La campagna elettorale più brutta di sempre che toglie la voglia di votare

Il 4 marzo il dato sull'astensionismo potrebbe essere clamoroso. La colpa è di una politica poco credibile che promette ciò che non può mantenere, mentre il debito pubblico ha superato i 2mila miliardi di euro

di Enrico De Girolamo
20 febbraio 2018
13:03

La campagna elettorale più brutta, inutile e grottesca di sempre sta riducendo ai minimi termini la voglia di andare a votare. Forse ancora non ce ne rendiamo conto pienamente, ma quando ci ritroveremo soli di fronte a quella fatidica scheda, figlia di una legge elettorale complessa e opaca, realizzeremo che non c’è scampo: ci hanno incastrati. Di nuovo. 

 


Previsto astensionismo record

L’unica arma spuntata a nostra disposizione resterà l’astensionismo, nell’illusione che rifiutarsi di giocare alle assurde regole che ci hanno imposto possa servire a qualcosa. In realtà non servirà a niente. Perché le percentuali prescindono dai totali.
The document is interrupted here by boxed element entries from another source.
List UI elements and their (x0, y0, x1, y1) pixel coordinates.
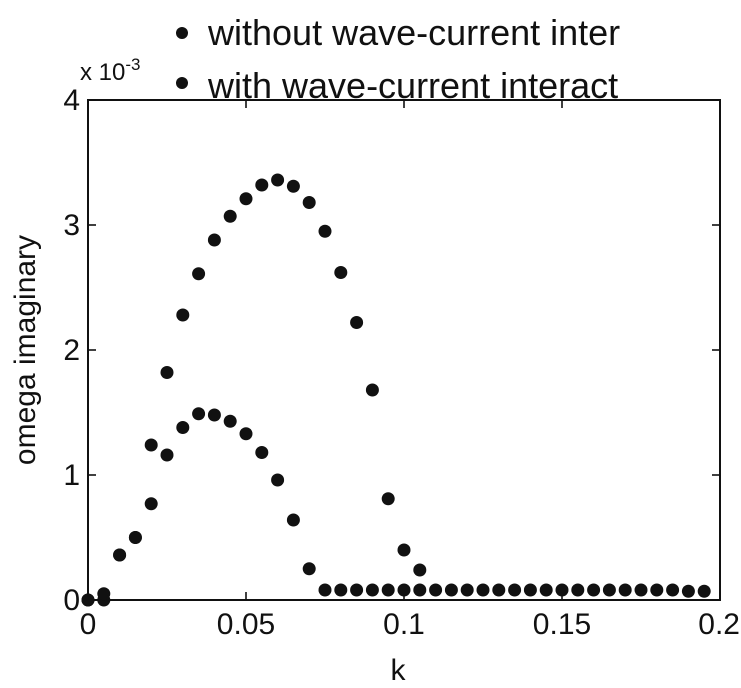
y-axis-multiplier-base: x 10 (80, 59, 125, 86)
data-point (697, 584, 711, 598)
data-point (334, 583, 348, 597)
data-point (207, 233, 221, 247)
data-point (397, 583, 411, 597)
data-point (176, 421, 190, 434)
series-0 (81, 407, 711, 607)
data-point (286, 513, 300, 527)
data-point (302, 562, 316, 576)
data-point (318, 224, 332, 238)
plot-area (87, 99, 721, 601)
y-tick-label: 1 (63, 459, 80, 492)
data-point (460, 583, 474, 597)
legend-marker-with (176, 77, 188, 89)
data-point (318, 583, 332, 597)
data-point (650, 583, 664, 597)
data-point (192, 407, 206, 421)
plot-frame (87, 99, 721, 601)
data-point (239, 192, 253, 206)
data-point (239, 427, 253, 441)
data-point (192, 267, 206, 281)
data-point (223, 414, 237, 428)
data-point (223, 209, 237, 223)
data-point (476, 583, 490, 597)
x-tick-label: 0.1 (383, 608, 425, 641)
data-point (271, 173, 285, 187)
data-point (302, 196, 316, 209)
data-point (334, 266, 348, 279)
data-point (555, 583, 569, 597)
y-tick-label: 2 (63, 334, 80, 367)
x-axis: 0 0.05 0.1 0.15 0.2 (80, 100, 740, 641)
data-point (350, 583, 364, 597)
data-point (634, 583, 648, 597)
x-tick-label: 0.15 (533, 608, 591, 641)
data-point (350, 316, 364, 329)
data-point (365, 583, 379, 597)
data-point (397, 543, 411, 557)
series-1 (81, 173, 427, 607)
data-point (681, 584, 695, 598)
data-point (128, 531, 142, 544)
data-point (365, 383, 379, 397)
data-point (207, 408, 221, 422)
data-point (492, 583, 506, 597)
y-axis: 0 1 2 3 4 (63, 84, 720, 617)
y-axis-label: omega imaginary (9, 235, 42, 465)
legend-label-without: without wave-current inter (207, 12, 620, 53)
y-tick-label: 4 (63, 84, 80, 117)
data-point (286, 179, 300, 193)
data-point (255, 446, 269, 459)
data-point (618, 583, 632, 597)
data-point (444, 583, 458, 597)
data-point (587, 583, 601, 597)
data-point (81, 593, 95, 607)
data-point (539, 583, 553, 597)
data-point (381, 492, 395, 506)
legend-marker-without (176, 27, 188, 39)
data-point (271, 473, 285, 487)
y-axis-multiplier-exponent: -3 (125, 55, 140, 74)
x-axis-label: k (391, 654, 407, 687)
data-point (255, 178, 269, 192)
data-point (429, 583, 443, 597)
x-tick-label: 0.2 (698, 608, 740, 641)
y-axis-multiplier: x 10-3 (80, 55, 141, 86)
data-point (113, 548, 127, 562)
data-point (144, 438, 158, 452)
data-point (160, 448, 174, 462)
data-point (160, 366, 174, 379)
data-point (413, 583, 427, 597)
data-point (381, 583, 395, 597)
data-point (413, 563, 427, 577)
data-point (666, 583, 680, 597)
data-point (523, 583, 537, 597)
data-point (602, 583, 616, 597)
y-tick-label: 3 (63, 209, 80, 242)
x-tick-label: 0 (80, 608, 97, 641)
data-point (144, 497, 158, 511)
x-tick-label: 0.05 (217, 608, 275, 641)
data-point (508, 583, 522, 597)
data-points (81, 173, 711, 607)
y-tick-label: 0 (63, 584, 80, 617)
data-point (176, 308, 190, 322)
data-point (97, 587, 111, 601)
data-point (571, 583, 585, 597)
legend: without wave-current inter with wave-cur… (176, 12, 620, 106)
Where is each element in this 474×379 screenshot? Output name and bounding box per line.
Che vadano a votare 100 persone o solo 50 non cambia nulla, alla fine ci sarà sempre chi potrà ostentare un risultato positivo che lo proclami vincitore, quasi-vincitore o quello che è.

 

Di nuovo tutti qua, sempre gli stessi

È anche vero che da quando il muro di Berlino è venuto giù nel 1989, rendendo anacronistiche le vecchie divisioni ideologiche, non abbiamo più votato con grande convinzione alle Politiche. C’è stato solo qualche lampo di novità con Berlusconi negli anni ’90 e poi con Renzi più di recente, ma con risultati scarsissimi in termini di cambiamento. Anzi, sembra quasi di aver fatto passi indietro anziché in avanti. Ora sono di nuovo tutti qua. Berlusconi e Renzi. La Lega senza Bossi e una specie di Alleanza nazionale senza Fini, Rifondazione di sinistra-sinistra e una marea di centristi demomassocomucristiani che a nominarli tutti non basterebbe una giornata. Infine ci sono i grillini senza Grillo, che da 10 anni si struggono e si (auto)distruggono in attesa dell'inarrivabile “o tutto o niente”, che anche questa volta non potrà essere colto. Un quadro disarmante, di cui la politica è consapevole. Ecco perché dietro l’angolo di questa tornata c’è forse l’astensione più alta che si sia mai registrata in Italia, con il 35-40 per cento di elettori che potrebbero girare le spalle alle urne, confermando uno scollamento epocale tra politica e cittadini. 

 

Le promesse impossibili

D’altronde cosa altro possiamo aspettarci, se non disaffezione cronica, dopo una campagna elettorale che ha portato alla ribalta quasi esclusivamente chi la sparava più grossa. Dal reddito di cittadinanza fino a 1.950 euro per famiglie con due figli (Di Maio) alle pensioni sociali da 1.000 euro senza neppure un contributo versato (Berlusconi), dall’abolizione della Fornero (Salvini) alla flat tax al 15 per cento (ancora Berlusconi), dall’abolizione del canone Rai (Renzi) alla scomparsa delle rette universitarie (Grasso), dall’abolizione del jobs act (LeU, destra e cinquestelle), ai grandi classici come l’abolizione del bollo auto e così via. Promesse che sono state analizzate, calcolatrice alla mano, dall’Osservatorio sui conti pubblici dell’economista Carlo Cottarelli, con risultati esilaranti in termini di coperture finanziarie, che - ovviamente - non ci sono. Intanto, quando i seggi saranno aperti, il debito pubblico italiano avrà ormai toccato quota 2.300 miliardi di euro. Debito che grava su ogni singolo italiano, compresi i neonati, per circa 40mila euro a testa, e che cresce alla ipersonica velocità di oltre 2.000 euro al secondo. Al secondo. Non so se mi spiego. E allora, di che stiamo parlando?

  

Programmi acchiappa like senza idee né verità

Se questo è il contesto generale, ovvio che la politica punti ancora di più su localismi e clientelismi. Dalla forza dei signorotti a difesa dei rispettivi feudi provinciali e regionali dipenderà il risultato finale. Soltanto loro - quelli che gestiscono pacchetti di voti come se fosse l’argenteria di famiglia da passare di padre in figlio, di moglie in marito, di nonno in nipote - possono decidere le sorti di una contesa in cui i programmi li fanno i social media manager a caccia di like, mentre gli elettori restano sullo sfondo come un fastidioso ma ancora necessario orpello.